Strategy B: development of dominant negative inhibitors and transgenic animals
A relatively unexplored possibility for the development of specific inhibitors of gap-junctional function would be a study that focuses on the cooligomerization of different connexins into heteromeric connexons and intercellular channels, cis interactions between connexins in the formation of intercellular channels, if they exist, offer the possibility of developing dominant negative constructs that would be of great value in specific knockout of gap junction function. Indeed, it might be feasible to design a dominant negative specific for each connexin, such that the meaning of the overlapping distribution of different connexins could be functionally understood. Design strategies would be to combine sequences between two connexins that are unable to pair in trans, such as Cx43 and Cx40, to create a single chimeric molecule capable of physically, but not functionally, interacting with one or both of the parental connexins.
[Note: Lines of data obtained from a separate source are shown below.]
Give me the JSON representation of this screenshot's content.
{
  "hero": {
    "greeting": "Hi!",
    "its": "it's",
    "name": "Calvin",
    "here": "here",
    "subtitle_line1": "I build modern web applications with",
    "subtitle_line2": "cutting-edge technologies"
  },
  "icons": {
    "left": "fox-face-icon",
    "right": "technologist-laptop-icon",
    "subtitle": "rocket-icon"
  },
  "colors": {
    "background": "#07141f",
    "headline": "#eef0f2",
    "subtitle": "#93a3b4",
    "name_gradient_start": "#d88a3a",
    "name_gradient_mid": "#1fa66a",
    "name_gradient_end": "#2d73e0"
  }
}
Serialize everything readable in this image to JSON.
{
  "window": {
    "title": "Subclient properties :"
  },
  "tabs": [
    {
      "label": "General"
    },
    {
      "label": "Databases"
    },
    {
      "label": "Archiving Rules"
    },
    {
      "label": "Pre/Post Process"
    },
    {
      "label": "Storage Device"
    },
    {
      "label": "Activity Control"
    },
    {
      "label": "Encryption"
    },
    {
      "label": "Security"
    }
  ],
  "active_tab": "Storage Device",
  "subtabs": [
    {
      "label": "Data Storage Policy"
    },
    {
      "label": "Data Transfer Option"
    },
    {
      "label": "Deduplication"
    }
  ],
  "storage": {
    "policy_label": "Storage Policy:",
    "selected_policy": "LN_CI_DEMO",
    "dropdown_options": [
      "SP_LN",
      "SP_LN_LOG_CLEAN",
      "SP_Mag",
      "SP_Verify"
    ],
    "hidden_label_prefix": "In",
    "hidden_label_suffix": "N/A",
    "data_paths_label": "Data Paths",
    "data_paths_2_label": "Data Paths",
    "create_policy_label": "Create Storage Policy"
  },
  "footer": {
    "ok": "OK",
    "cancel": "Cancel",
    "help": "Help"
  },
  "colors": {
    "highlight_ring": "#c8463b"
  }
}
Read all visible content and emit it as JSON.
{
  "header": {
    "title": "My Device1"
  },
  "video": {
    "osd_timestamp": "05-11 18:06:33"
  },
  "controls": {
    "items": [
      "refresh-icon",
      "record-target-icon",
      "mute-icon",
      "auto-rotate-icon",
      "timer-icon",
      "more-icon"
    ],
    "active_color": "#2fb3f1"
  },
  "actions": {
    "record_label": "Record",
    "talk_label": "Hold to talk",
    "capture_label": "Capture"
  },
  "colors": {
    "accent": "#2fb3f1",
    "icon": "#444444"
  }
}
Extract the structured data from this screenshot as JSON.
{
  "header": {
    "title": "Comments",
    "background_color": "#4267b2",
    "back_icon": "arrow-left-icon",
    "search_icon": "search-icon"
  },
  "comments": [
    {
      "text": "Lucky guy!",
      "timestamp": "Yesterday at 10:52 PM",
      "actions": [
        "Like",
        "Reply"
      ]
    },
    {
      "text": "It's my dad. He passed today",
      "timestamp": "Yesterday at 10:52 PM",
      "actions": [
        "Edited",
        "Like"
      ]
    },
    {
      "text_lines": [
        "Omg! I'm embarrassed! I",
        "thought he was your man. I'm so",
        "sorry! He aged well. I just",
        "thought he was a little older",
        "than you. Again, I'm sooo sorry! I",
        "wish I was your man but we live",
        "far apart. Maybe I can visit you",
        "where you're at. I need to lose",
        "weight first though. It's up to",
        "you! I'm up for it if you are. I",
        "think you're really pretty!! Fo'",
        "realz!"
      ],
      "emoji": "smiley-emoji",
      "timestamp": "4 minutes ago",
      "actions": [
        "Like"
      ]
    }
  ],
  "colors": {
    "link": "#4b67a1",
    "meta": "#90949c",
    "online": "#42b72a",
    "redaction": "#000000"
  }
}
An interacting but non-functional connexin might also be designed by selectively deleting or mutating highly conserved regions common to all connexins (Dahl et al., 1992). Once developed, these dominant-negative connexins, under the control of tissue-specific promoters, could be used to construct transgenic animals for functional studies, where a given connexin is ablated in a specific tissue at a defined developmental time. Alternatively, the single-copy connexin genes (Willecke et al., 1990; Hsieh et aL, 1991; Haefliger et aL, 1992; Hennemann et al., 1992a,b) could be ablated by homologous recombination, denying expressing of a specific connexin in all its developmental and tissue locations.
CONCLUSION
The application of molecular biological methods to the study of intercellular communication via gap junctions has revealed a number of single-copy genes that code for the connexins, a family of oligomeric integral membrane proteins. The cloning of a large number of these genes has opened up the possibility of using genetic strategies to specifically interfere in gap-junctional communication, including development of transgenic animals with individual connexins knocked out by homologous recombination, or of transgenics engineered with connexin-specific dominant negative constructs driven by tissue-specific promoters. The design and interpretation of such experiments will, however, have to take into account several of the complexities of gap junction structure and functional regulation discussed above. First, connexins show a complicated, overlapping tissue and cellular distribution, such that knocking out a specific connexin may well leave cells functionally coupled by other members of the connexin family. Second, knockout of a widely distributed connexin such as Cx43 is both a potentially lethal event and experimentally complex, since this connexin is found not only very early in development (Barron et al., 1989; Nishi et al., 1991; Yancey et al., 1992) but also in a myriad of different tissue locations (Kadle et al., 1991; Ruangvoravat and Lo, 1992), under different regulatory control in different cell types (Risek et al., 1990). As a further complication to the understanding of gap junction function, the degrees to which different connexins assemble into heteromeric connexons, and different connexons into heterotypic intercellular channels, are not yet fully known. Furthermore, genetic approaches do not address the fact that gap junction function can be regulated post-translationally. Despite these complexities, it is anticipated that genetic manipulation of the expression of specific connexins will serve as a powerful tool to elucidate the functions of individual connexins in tissue business.